Although it is evident to consider improper cardiovascular function as a direct cause of inadequate ocular blood flow, the pathophysiology of NTG may involve defects in other organ systems as well. Glaucoma is a multifactorial disease, having an immunological, endocrine, and neurological component, which may make it difficult to isolate a single (cardiovascular) profile.[43-47]

This is a cross-sectional study. Therefore, we cannot exclude the possibility that cardiovascular alterations were present long before diagnosis, but were in the meantime influenced by other factors, such as lifestyle changes, medication, course of disease, and others. To illustrate, glaucoma patients often recall having low blood pressure in youth,[48] but this effect may disappear with aging.
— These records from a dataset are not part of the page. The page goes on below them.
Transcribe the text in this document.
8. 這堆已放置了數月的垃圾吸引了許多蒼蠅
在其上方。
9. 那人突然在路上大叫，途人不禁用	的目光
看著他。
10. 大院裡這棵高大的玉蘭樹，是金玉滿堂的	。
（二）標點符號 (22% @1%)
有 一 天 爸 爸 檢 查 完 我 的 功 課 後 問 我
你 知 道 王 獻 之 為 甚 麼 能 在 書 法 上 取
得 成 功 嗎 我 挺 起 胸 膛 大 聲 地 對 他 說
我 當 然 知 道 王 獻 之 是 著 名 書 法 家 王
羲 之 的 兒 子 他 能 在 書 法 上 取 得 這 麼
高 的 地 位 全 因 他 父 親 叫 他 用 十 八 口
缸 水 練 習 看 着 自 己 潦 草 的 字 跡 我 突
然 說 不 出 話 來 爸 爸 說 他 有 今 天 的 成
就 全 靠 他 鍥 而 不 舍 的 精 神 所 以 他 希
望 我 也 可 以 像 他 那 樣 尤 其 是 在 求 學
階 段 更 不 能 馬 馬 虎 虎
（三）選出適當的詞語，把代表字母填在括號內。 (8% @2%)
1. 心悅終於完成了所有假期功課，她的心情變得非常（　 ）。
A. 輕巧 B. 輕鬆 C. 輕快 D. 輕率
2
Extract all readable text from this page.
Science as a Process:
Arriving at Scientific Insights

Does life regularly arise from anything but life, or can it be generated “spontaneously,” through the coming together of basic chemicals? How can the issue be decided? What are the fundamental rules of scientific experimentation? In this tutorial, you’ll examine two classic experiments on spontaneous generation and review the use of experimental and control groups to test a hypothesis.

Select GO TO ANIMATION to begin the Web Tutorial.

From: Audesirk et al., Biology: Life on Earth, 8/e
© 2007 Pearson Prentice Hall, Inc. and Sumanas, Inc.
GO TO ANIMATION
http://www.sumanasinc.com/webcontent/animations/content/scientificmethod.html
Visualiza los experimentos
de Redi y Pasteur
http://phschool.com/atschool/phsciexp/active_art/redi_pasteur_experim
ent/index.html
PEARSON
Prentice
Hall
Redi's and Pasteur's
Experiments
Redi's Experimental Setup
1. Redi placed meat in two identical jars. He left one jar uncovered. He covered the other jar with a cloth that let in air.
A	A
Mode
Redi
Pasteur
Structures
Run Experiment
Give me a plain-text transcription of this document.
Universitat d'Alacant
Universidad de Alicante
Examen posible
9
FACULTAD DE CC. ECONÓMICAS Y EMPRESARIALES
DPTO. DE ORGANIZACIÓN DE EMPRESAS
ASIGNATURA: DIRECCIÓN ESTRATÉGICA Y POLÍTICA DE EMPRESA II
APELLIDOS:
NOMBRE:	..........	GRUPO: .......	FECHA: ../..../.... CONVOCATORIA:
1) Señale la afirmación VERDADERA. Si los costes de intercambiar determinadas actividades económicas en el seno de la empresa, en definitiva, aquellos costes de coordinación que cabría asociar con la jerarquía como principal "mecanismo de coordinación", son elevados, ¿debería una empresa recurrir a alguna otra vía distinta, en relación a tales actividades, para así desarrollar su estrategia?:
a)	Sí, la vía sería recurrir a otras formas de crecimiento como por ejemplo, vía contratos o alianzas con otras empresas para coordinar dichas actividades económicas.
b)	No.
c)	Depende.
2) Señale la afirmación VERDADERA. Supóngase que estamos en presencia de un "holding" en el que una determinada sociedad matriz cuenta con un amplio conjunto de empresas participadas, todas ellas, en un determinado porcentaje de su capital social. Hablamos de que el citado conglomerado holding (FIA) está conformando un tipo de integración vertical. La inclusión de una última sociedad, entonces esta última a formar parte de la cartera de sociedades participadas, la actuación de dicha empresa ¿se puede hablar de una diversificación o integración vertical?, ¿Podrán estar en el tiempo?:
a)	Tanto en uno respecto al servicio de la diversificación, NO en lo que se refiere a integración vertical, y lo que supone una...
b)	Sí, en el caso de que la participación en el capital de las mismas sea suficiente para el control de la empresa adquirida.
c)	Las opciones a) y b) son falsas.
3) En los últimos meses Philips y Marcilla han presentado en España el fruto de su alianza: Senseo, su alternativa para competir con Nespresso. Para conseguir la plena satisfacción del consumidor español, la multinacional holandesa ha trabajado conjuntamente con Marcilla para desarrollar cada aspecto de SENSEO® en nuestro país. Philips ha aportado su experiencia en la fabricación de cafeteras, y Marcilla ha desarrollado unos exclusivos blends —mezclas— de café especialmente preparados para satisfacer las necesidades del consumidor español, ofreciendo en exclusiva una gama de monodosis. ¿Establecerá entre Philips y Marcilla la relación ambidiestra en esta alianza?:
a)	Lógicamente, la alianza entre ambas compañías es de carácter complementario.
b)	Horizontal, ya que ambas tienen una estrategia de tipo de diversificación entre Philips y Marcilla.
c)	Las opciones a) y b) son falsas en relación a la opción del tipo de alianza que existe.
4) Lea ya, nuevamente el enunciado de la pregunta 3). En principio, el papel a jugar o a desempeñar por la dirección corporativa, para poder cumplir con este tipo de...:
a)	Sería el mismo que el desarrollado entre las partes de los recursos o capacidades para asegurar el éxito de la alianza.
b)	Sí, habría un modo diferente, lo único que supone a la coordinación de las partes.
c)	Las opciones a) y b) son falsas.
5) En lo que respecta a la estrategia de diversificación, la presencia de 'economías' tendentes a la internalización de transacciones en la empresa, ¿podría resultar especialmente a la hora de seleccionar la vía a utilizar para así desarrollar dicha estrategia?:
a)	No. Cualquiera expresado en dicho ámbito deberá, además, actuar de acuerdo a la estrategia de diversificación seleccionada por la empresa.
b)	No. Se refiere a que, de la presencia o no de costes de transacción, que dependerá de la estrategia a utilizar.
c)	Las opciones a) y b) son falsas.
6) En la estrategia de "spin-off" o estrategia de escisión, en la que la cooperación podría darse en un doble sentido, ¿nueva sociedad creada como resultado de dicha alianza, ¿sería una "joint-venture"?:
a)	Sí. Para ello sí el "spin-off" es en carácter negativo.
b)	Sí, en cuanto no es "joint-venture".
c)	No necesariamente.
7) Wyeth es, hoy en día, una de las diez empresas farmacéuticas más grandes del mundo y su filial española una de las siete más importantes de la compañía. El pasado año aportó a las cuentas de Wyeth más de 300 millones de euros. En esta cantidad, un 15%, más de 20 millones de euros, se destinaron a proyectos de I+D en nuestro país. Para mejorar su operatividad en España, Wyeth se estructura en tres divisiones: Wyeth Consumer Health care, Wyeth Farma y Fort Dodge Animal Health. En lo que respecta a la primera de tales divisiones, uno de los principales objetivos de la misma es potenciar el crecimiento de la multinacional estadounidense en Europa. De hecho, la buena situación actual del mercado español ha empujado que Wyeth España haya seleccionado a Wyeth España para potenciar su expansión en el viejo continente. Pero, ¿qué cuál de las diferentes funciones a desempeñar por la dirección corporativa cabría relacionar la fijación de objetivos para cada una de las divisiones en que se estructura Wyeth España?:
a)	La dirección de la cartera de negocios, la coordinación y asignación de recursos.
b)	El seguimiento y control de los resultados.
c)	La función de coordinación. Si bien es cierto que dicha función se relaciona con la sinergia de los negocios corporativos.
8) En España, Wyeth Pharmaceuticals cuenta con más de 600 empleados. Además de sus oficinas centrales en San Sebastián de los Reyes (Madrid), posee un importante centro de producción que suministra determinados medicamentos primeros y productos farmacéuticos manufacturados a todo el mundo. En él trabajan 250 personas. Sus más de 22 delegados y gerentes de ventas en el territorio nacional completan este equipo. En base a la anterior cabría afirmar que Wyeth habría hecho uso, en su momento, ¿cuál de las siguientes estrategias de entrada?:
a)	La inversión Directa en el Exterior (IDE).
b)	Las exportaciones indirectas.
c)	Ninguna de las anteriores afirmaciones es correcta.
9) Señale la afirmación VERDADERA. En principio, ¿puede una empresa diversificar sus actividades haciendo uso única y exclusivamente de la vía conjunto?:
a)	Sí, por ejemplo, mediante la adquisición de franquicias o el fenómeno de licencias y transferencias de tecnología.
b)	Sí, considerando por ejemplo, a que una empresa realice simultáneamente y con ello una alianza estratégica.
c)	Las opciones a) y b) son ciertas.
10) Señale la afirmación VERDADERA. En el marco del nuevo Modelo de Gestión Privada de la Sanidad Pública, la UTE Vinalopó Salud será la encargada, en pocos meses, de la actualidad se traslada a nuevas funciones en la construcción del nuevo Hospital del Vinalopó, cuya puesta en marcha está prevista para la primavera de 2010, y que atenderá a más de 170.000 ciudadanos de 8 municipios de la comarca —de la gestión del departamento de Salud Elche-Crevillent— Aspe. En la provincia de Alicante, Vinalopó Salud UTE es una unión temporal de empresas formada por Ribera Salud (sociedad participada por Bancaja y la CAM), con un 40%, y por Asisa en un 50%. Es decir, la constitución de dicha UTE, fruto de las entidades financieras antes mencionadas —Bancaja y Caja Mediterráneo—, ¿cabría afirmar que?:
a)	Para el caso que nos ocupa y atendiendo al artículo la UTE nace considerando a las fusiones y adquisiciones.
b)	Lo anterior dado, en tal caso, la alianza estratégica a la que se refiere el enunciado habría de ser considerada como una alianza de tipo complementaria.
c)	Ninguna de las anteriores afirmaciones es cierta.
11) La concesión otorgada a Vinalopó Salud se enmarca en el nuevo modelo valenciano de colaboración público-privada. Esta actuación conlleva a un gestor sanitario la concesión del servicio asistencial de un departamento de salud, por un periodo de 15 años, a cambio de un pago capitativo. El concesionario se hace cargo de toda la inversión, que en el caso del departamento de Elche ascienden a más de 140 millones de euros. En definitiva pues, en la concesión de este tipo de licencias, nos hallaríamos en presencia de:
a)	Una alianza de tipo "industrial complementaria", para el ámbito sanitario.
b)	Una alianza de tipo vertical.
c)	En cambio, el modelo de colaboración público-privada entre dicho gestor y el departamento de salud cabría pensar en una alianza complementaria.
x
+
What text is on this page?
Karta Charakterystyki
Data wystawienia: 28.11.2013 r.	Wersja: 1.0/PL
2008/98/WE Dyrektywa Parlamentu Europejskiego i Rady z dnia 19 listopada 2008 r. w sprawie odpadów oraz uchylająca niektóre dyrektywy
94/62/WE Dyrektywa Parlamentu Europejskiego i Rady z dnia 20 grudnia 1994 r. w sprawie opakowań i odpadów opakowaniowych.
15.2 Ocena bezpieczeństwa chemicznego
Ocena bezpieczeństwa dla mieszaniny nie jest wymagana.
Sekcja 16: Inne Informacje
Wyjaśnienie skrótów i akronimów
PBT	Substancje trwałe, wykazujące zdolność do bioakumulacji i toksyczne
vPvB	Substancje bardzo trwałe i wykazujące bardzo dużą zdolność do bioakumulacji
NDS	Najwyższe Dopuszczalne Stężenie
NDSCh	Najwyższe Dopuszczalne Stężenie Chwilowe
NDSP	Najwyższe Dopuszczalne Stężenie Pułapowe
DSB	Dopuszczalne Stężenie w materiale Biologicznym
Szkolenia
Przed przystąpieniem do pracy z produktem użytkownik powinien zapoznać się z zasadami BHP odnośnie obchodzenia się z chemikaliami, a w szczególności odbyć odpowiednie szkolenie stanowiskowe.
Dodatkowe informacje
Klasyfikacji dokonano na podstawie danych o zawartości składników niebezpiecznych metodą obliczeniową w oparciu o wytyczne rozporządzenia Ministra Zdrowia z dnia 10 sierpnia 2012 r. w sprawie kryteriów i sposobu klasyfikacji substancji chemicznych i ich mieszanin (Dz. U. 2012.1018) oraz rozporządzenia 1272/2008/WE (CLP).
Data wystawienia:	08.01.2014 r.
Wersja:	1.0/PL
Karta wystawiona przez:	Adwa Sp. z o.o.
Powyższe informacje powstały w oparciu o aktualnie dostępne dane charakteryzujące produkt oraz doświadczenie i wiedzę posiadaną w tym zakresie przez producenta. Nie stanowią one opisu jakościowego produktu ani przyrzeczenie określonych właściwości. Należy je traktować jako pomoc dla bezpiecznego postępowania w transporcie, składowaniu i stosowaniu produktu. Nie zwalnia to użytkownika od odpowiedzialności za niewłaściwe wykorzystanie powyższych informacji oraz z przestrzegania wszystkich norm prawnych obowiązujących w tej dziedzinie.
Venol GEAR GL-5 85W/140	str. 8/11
Table 4[5-8,18,21,23,49-55] gives an overview of literature data and associations with NTG tested in the present study. From this Table, it is clear that the vast majority of studies find associations between NTG and signs of vascular dysregulation, but not consistently with vascular alterations at rest, while no literature data exists on muscular artery stiffness, total peripheral resistance, and RM.

Table 4

Associations With NTG Tested in Literature and/or in This Study

Strengths and Limitations

The strength of this study is that the influence of confounders is limited by matching subjects for age and gender, which was successful and resulted in similar levels of biochemical (eg, cholesterol, fasting glucose, and others) and physical (eg, height, weight, and others) variables between the case and the control group. However, this study has some limitations as well. First, this study suffers from its cross-sectional design. Second, because of low prevalence of NTG, the sample size was small. However, to detect a difference in CC of 20%, as was found in patients with migraine,[32] this sample size was deemed adequate (power 80%, α = 0.05). Third, vasoactive drugs were stopped 3 days prior to the measurement visit, which may not be sufficient to cancel out all its hemodynamic effects. However, even if there are residual effects, it is not likely that this has affected our conclusions, since use of vasoactive medication was not different between glaucoma and control subjects. Fourth, cases and controls with history of CVD, hypercholesterolemia, or severe hypertension (causing increased levels of arterial stiffness and wave reflections) were excluded, since we aimed to investigate NTG in its purest form. Fifth, the TPRI is a calculated parameter, constituting a rough index of the systemic microcirculation.

CONCLUSION

To conclude, our data show no alterations of the microcirculation or macrocirculation in NTG at rest, despite a history of clinical symptoms of systemic vascular dysregulation. In particular, vascular dysregulation did not lead to statistically significant alterations in vascular tone as evidenced by no differences in function of the muscular femoral artery, total peripheral resistance, MAP, and measures of wave reflection. Provocative tests may be needed to reveal alterations in cardiovascular function in NTG patients.